61 サプライズゲスト
「さて、婚約者とはいえ淑女の部屋に男が長居するのも問題だから、僕はそろそろ失礼するね。」
そ、そうだった。
あまりにも衝撃的なお話で、今はまだ真夜中だということを忘れてしまった。
「そ、そうでございますね。申し訳ございません、お引止めしてしまいました。」
「ふふっ。僕もこれ以上いると理性が持ちそうにないから戻るよ。どうせあと3カ月後には結婚するから、その時まで楽しみはとっておく。それじゃおやすみ、アリス。」
クリス様は、私のおでこにチュッとキスをされ、部屋を退出された。
い、いま・・・私はなにをされたの?
チュッって、おでこにチュッって・・・。
途端に顔がカーっと熱くなる。
あやめの時代でも、好きな人はいたけど、彼氏なんていたことはない。
友人の話や、二次元の世界での話で慣れているつもりだったが、実際にされるのでは破壊力が違う。
おでこを押さえ、ベッドに倒れこんだ私は、なかなか寝付けなかった。
そして、次の日、新年の朝を迎える。
リタに起こされ、急いで身支度をし、朝食を済ませた私は、昨日の約束であるスコーンを作るため、厨房をお借りした。
イシュタル家の料理人にも手伝ってもらい、焼き上がりを待っていると、玄関の方が騒がしい。

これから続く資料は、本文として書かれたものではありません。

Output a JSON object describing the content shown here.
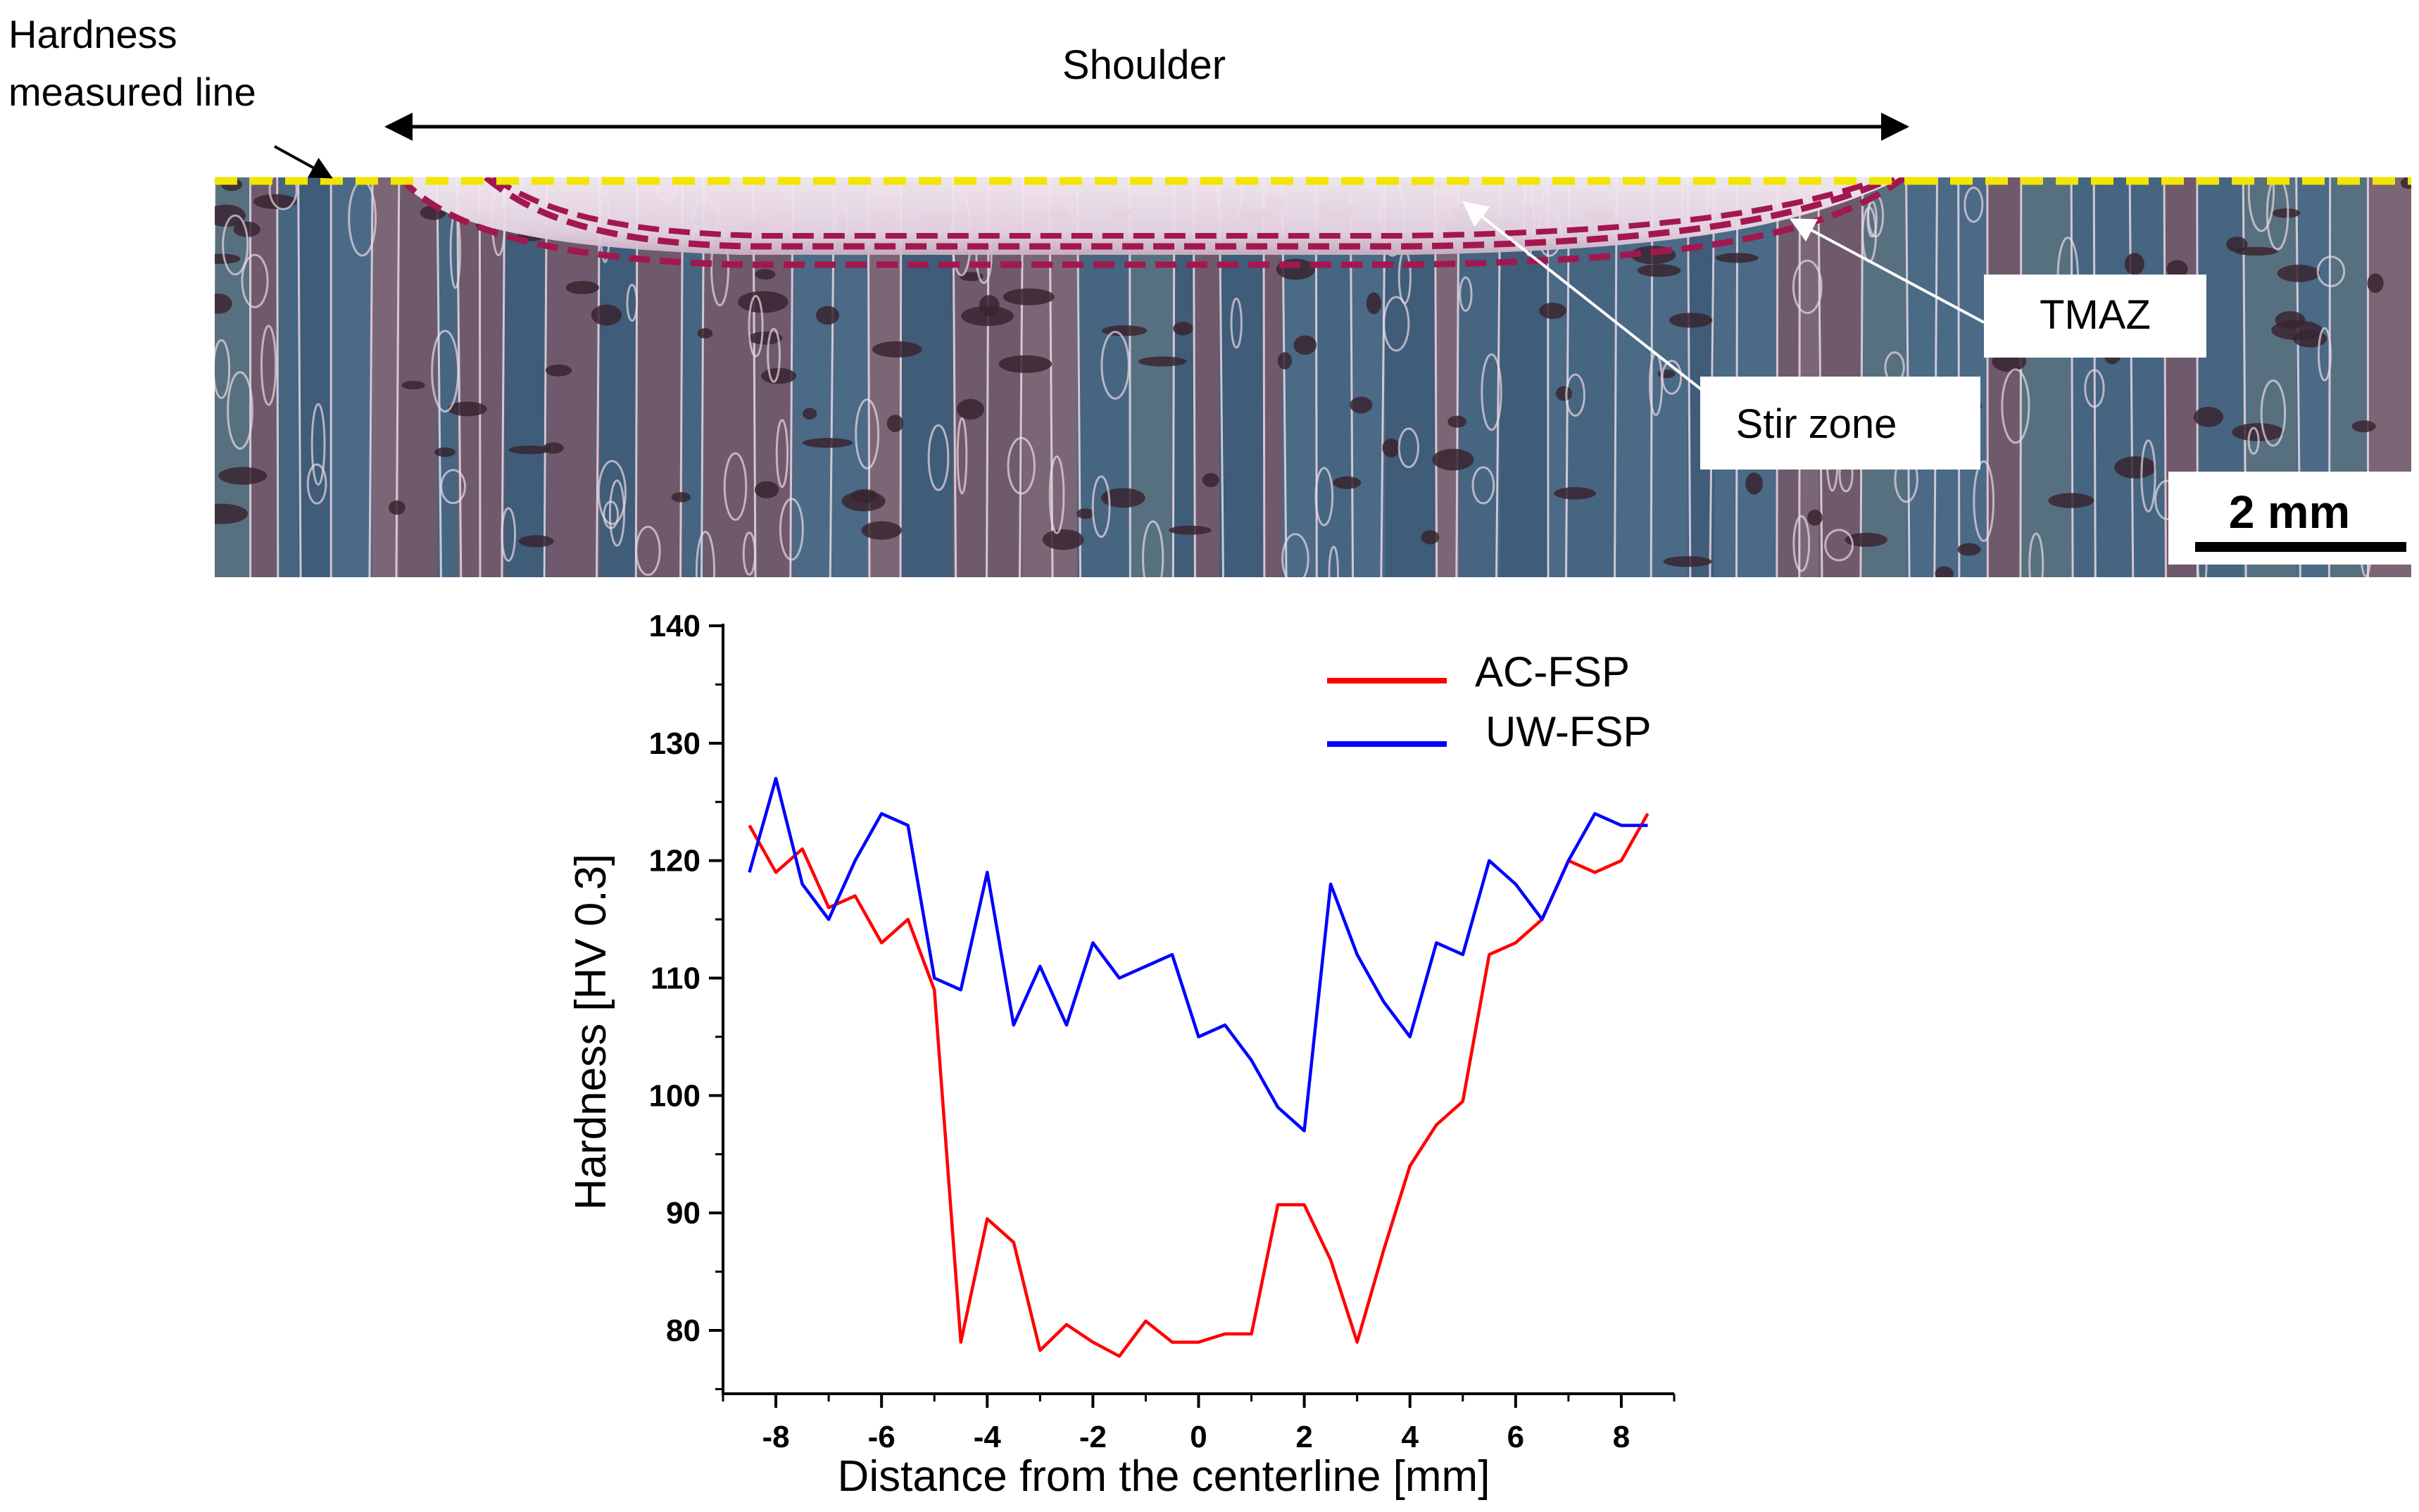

「お嬢様、お嬢様~」と、リタが慌てて呼びに来たので、私は後をお願いして玄関の方へ赴く。
すると、そこには・・・。
「リズ!」
なんと、お兄様がイシュタル家へと来ているではないか。
「お兄様、どうされたのですか?何故ここへ・・・」
「イシュタル侯爵から招かれてね。家族になるのだから、是非にと。」
「そうだったのですね。お会いできると思ってなかったので嬉しいです、お兄様。」
お兄様が真面目な顔になる。
「・・・リズ?クリスティン殿下から、ヘンなことはされていないだろうね?」
「へ、ヘンな事ってなんでしょうか。ここには侯爵様もいらっしゃるのですよ。嫌ですわ、お兄様ったら。」
「・・・そうか、よくわかった。義兄として、クリスティン殿下には指導させていただく。」
「な、なにを仰っているのですか、お兄様!」
「リズ、私に隠し事をしようだなんて、10年早いよ?」
お兄様のアルカイックスマイルも、クリス様に負けていない。
早々に逃げ出したい気持ちになったが、ぐっとこらえる。
そんなことより、お兄様には伝えなければいけないことがある。
「お兄様、おそらく侯爵様より今後のことについてお話があると思われます。そのためにお呼びになられたのかと。」
「そうだろうね。手紙では何回かやり取りをしていたから、おおよそは承知している。リズは今年卒業するのかい?」
「お兄様、そこまでご存知で・・・。はい、挑戦してみようと思います。」
「私が呼ばれた理由は、それもあるだろうね。なにせ、経営学科の卒業生だからね。」
「それでは・・・お兄様にご指導してもらえるのですか?」
「リズ、私の指導は厳しいからね。課題も目一杯出すから、覚悟しておくんだよ。」
それから、私の冬の休暇は休暇ではなくなってしまった。